O procurador tomou posse no cargo em 2000 após aprovação em concurso público realizado em 1999. Contudo, o certame foi anulado pelo Tribunal de Justiça do Estado de Goiás (TJ-GO), assim como os atos posteriores, inclusive as eventuais nomeações. Com isso, o presidente do Tribunal de Contas do Estado de Goiás (TCE-GO) o afastou do cargo, mesmo antes do trânsito em julgado da decisão da Justiça estadual.

Na Reclamação, Fernando Carneiro sustentou que os dois atos transgrediram a autoridade de decisões do Supremo (Ações Diretas de Inconstitucionalidade 160, 328, 789, 2378 e 2884) em que se reconheceu a aplicação, aos membros do MP junto aos Tribunais de Contas, as mesmas disposições constitucionais dos membros do MP que atuam perante o Poder Judiciário, como independência funcional, vitaliciedade, inamovibilidade e irredutibilidade de subsídios.

Fernando Carneiro, procurador do MP-TCE: “Minha interpretação é de que trata-se de perseguição”

O concurso foi questionado em mandado de segurança proposto em 1999, que alegava, entre outros argumentos, irregularidades na comissão organizadora do certame, composta por servidores do TCE. “Todas as alegações foram acatadas pelo Tribunal de Justiça, mas de algumas delas eu sequer tive ciência formal”, relatou o procurador de Contas à Tribuna do Planalto nesta semana, depois da decisão da vice-presidente do STF. “Minha interpretação é de que trata-se de perseguição, mas continuarei exercendo o papel para o qual eu fiz concurso e tomei posse regularmente”, assevera.

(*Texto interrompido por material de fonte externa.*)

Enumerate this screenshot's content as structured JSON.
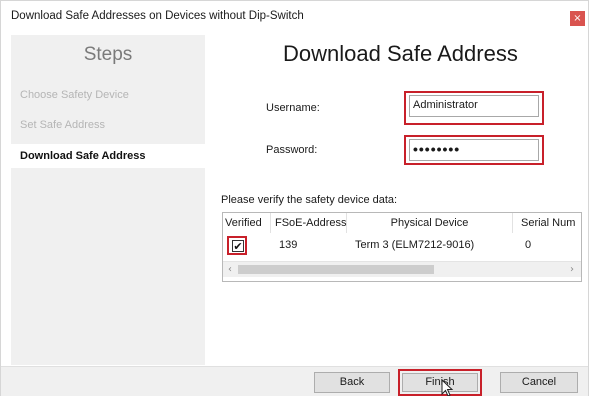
{
  "window": {
    "title": "Download Safe Addresses on Devices without Dip-Switch",
    "close_glyph": "×"
  },
  "sidebar": {
    "title": "Steps",
    "items": [
      {
        "label": "Choose Safety Device",
        "state": "completed"
      },
      {
        "label": "Set Safe Address",
        "state": "completed"
      },
      {
        "label": "Download Safe Address",
        "state": "active"
      }
    ]
  },
  "main": {
    "title": "Download Safe Address",
    "username_label": "Username:",
    "username_value": "Administrator",
    "password_label": "Password:",
    "password_value": "••••••••",
    "verify_text": "Please verify the safety device data:"
  },
  "grid": {
    "columns": [
      "Verified",
      "FSoE-Address",
      "Physical Device",
      "Serial Num"
    ],
    "rows": [
      {
        "verified": true,
        "check_glyph": "✔",
        "fsoe_address": "139",
        "physical_device": "Term 3 (ELM7212-9016)",
        "serial": "0"
      }
    ],
    "scroll_left": "‹",
    "scroll_right": "›"
  },
  "buttons": {
    "back": "Back",
    "finish": "Finish",
    "cancel": "Cancel"
  },
  "colors": {
    "highlight": "#c8202a",
    "sidebar_bg": "#f0f0f0",
    "footer_bg": "#f0f0f0"
  }
}
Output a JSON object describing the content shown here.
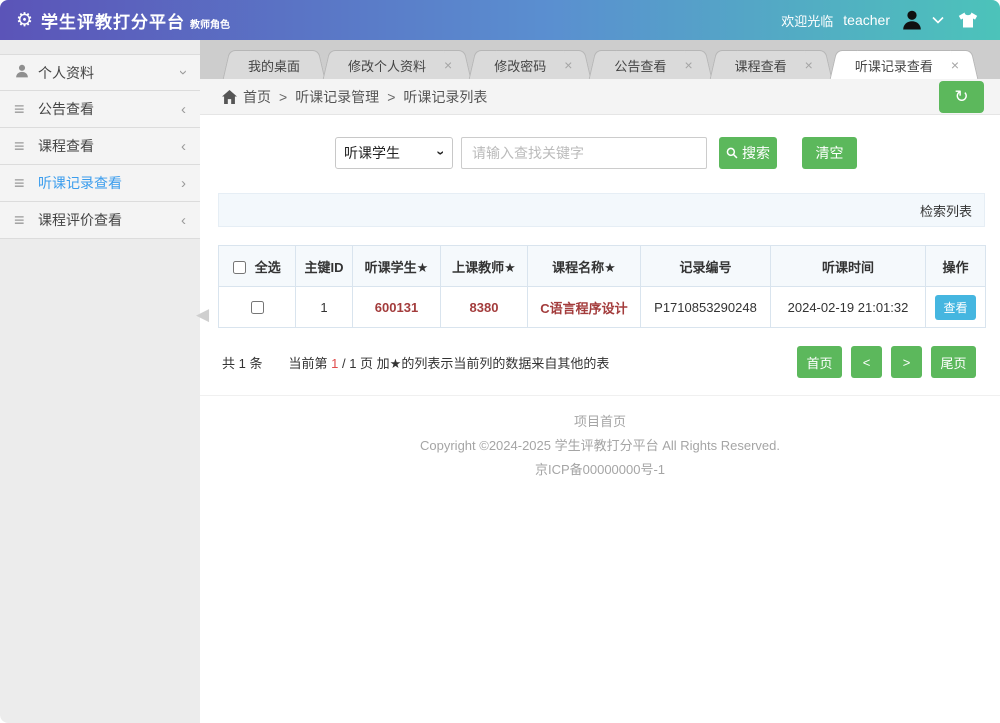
{
  "header": {
    "title": "学生评教打分平台",
    "role": "教师角色",
    "welcome": "欢迎光临",
    "username": "teacher"
  },
  "icons": {
    "gear": "⚙",
    "hamburger": "≡",
    "chevron_left": "‹",
    "chevron_right": "›",
    "close": "×",
    "refresh": "↻",
    "collapse_arrow": "◀"
  },
  "sidebar": {
    "items": [
      {
        "label": "个人资料"
      },
      {
        "label": "公告查看"
      },
      {
        "label": "课程查看"
      },
      {
        "label": "听课记录查看"
      },
      {
        "label": "课程评价查看"
      }
    ]
  },
  "tabs": {
    "items": [
      {
        "label": "我的桌面"
      },
      {
        "label": "修改个人资料"
      },
      {
        "label": "修改密码"
      },
      {
        "label": "公告查看"
      },
      {
        "label": "课程查看"
      },
      {
        "label": "听课记录查看"
      }
    ]
  },
  "breadcrumb": {
    "separator": ">",
    "home": "首页",
    "level2": "听课记录管理",
    "level3": "听课记录列表"
  },
  "search": {
    "category": "听课学生",
    "placeholder": "请输入查找关键字",
    "search_label": "搜索",
    "clear_label": "清空"
  },
  "panel": {
    "title": "检索列表"
  },
  "table": {
    "columns": [
      "全选",
      "主键ID",
      "听课学生★",
      "上课教师★",
      "课程名称★",
      "记录编号",
      "听课时间",
      "操作"
    ],
    "rows": [
      {
        "cells": [
          "1",
          "600131",
          "8380",
          "C语言程序设计",
          "P1710853290248",
          "2024-02-19 21:01:32"
        ],
        "action": "查看"
      }
    ]
  },
  "pagination": {
    "total": "共 1 条",
    "current_prefix": "当前第",
    "current_page": "1",
    "page_suffix": "/ 1 页",
    "note": "加★的列表示当前列的数据来自其他的表",
    "first": "首页",
    "prev": "<",
    "next": ">",
    "last": "尾页"
  },
  "footer": {
    "home_link": "项目首页",
    "copyright": "Copyright ©2024-2025 学生评教打分平台 All Rights Reserved.",
    "icp": "京ICP备00000000号-1"
  },
  "colors": {
    "accent_green": "#5cb85c",
    "action_blue": "#45b6e0",
    "data_red": "#a33c3c",
    "active_menu_blue": "#3b9ded",
    "header_gradient_start": "#5b54b8",
    "header_gradient_end": "#4cc3ba"
  }
}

O processo continua no Tribunal de Justiça e Fernando Carneiro diz ter certeza de que conseguirá provar, nas instâncias superiores (STJ e STF) que não houve irregularidade em sua investidura no cargo. Já em relação aos questionamentos sobre o certame, ele aponta erros, a começar pela via eleita, o mandado de segurança, que se aplica a casos em que há direito líquido e certo do impetrante.

Vitaliciedade

Em sua decisão, a ministra Rosa Weber entendeu que o afastamento de procurador antes do trânsito em julgado da sentença e sem indicação concreta do perigo da demora transgrediu, de forma evidente, as prerrogativas funcionais inerentes ao cargo, implicando desrespeito à autoridade das decisões proferidas pelo STF.

Segundo ela, a jurisprudência da Corte reconhece que as prerrogativas subjetivas dos membros dos MPs junto aos Tribunais Contas são extensíveis à garantia de vitaliciedade (artigo 128, parágrafo 5º, inciso “I”, alínea “a”, da Constituição). À luz desse dispositivo constitucional, é entendimento pacífico do STF que, após o prazo de dois anos no exercício do cargo, quando se adquire plenamente a vitaliciedade, só é possível a perda do cargo em razão de sentença judicial transitada em julgado.